Não quer isto dizer, porém, que as dificuldades de acesso aos mercados financeiros sejam irrelevantes no plano contratual. Estas dificuldades são inesperadas, em relação ao programa contratual estabelecido pelas partes, e podem ser relevantes, por exemplo, para considerar que o atraso no cumprimento de uma determinada prestação não é imputável ao devedor (excluindo por isso a mora do devedor e as suas consequências), ou até para considerar que há uma verdadeira impossibilidade temporária de prestar.

Neste contexto, é também natural que o instituto da alteração das circunstâncias seja convocado pelos atores jurídicos. Convém relembrar, no entanto, que o instituto tem sido utilizado com parcimónia pelos tribunais portugueses, que resistiram à tentação de o utilizar como panaceia nos litígios decorrentes da Crise Financeira de 2007.

Muitas destas questões terão sido antecipadas pelas partes no texto do contrato, e por essa razão uma tarefa essencial, que pode ser desde já levada a cabo, é a do mapeamento das cláusulas que regulam alterações materiais relevantes (ex. a cláusula sobre material adverse changes).

Outra tarefa urgente é a de mapear as alternativas contratualmente previstas de prevenção de litígios, sendo especialmente relevantes as que estabelecem deveres de renegociar ou, pelo menos, de iniciar de boa-fé negociações para uma eventual alteração contratual.

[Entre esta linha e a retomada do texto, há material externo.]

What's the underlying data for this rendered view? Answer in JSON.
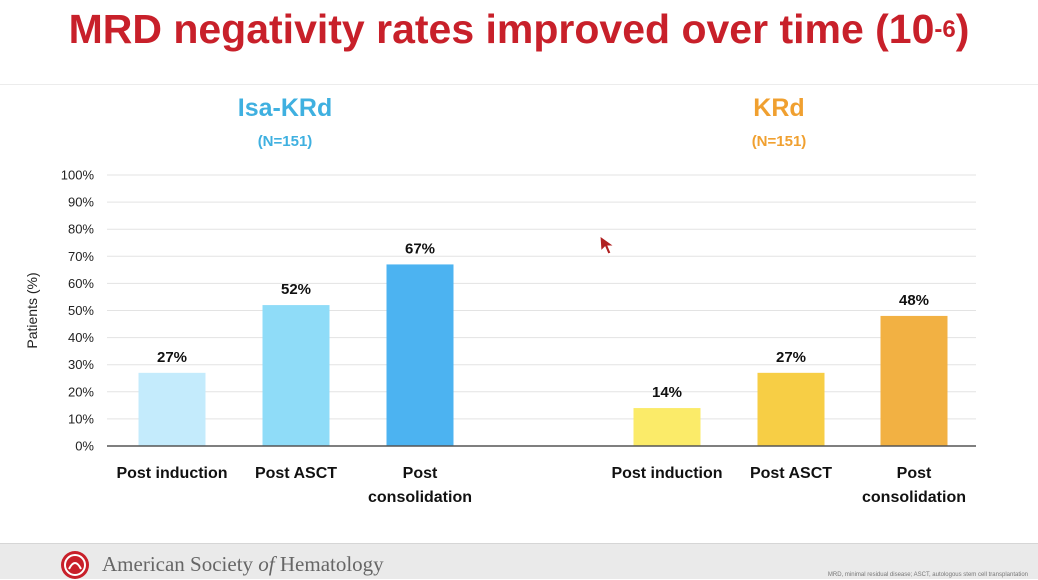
{
  "slide": {
    "title_main": "MRD negativity rates improved over time (10",
    "title_exp": "-6",
    "title_end": ")"
  },
  "groups": [
    {
      "name": "Isa-KRd",
      "n": "(N=151)",
      "color": "#3fb0e0"
    },
    {
      "name": "KRd",
      "n": "(N=151)",
      "color": "#f0a030"
    }
  ],
  "chart_data": {
    "type": "bar",
    "ylabel": "Patients (%)",
    "ylim": [
      0,
      100
    ],
    "yticks": [
      0,
      10,
      20,
      30,
      40,
      50,
      60,
      70,
      80,
      90,
      100
    ],
    "ytick_labels": [
      "0%",
      "10%",
      "20%",
      "30%",
      "40%",
      "50%",
      "60%",
      "70%",
      "80%",
      "90%",
      "100%"
    ],
    "grid": true,
    "groups": [
      {
        "name": "Isa-KRd",
        "categories": [
          [
            "Post induction"
          ],
          [
            "Post ASCT"
          ],
          [
            "Post",
            "consolidation"
          ]
        ],
        "values": [
          27,
          52,
          67
        ],
        "labels": [
          "27%",
          "52%",
          "67%"
        ],
        "colors": [
          "#c4ebfc",
          "#8fdcf8",
          "#4cb3f1"
        ]
      },
      {
        "name": "KRd",
        "categories": [
          [
            "Post induction"
          ],
          [
            "Post ASCT"
          ],
          [
            "Post",
            "consolidation"
          ]
        ],
        "values": [
          14,
          27,
          48
        ],
        "labels": [
          "14%",
          "27%",
          "48%"
        ],
        "colors": [
          "#fbeb69",
          "#f7ce45",
          "#f2b143"
        ]
      }
    ]
  },
  "footer": {
    "org_part1": "American Society ",
    "org_part2": "of",
    "org_part3": " Hematology",
    "note": "MRD, minimal residual disease; ASCT, autologous stem cell transplantation"
  },
  "icons": {
    "logo": "ash-logo-icon",
    "cursor": "pointer-arrow-icon"
  }
}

Um último ponto deve ser destacado, nestas considerações sintéticas a propósito do impacto da COVID-19 nos contratos financeiros. Caso a perturbação no programa contratual seja avolumada pelo decurso da crise, e se torne inevitável um litígio mais adiante, convém relembrar que o olhar dos juízes e dos árbitros será inevitavelmente influenciado pela conduta das partes nestes primeiros momentos de incerteza, que agora vivemos. Serão seguramente censuradas, de forma direta ou indireta, as condutas precipitadas, a rigidez no exercício de direitos, o desinteresse em procurar soluções criativas de renegociação ou a falta de transparência na troca de informações.

Torna-se por isso essencial o estabelecimento pelas instituições financeiras de uma linha de comunicação com as principais contrapartes, de forma a garantir um fluxo de informação adequado e um canal onde se manifeste a boa-fé e a lealdade nos esforços de negociação. Estes poderão ser premiados com uma renegociação benéfica para ambas as partes mas, mesmo em caso de litígio, não deixarão de ser valorizados no futuro.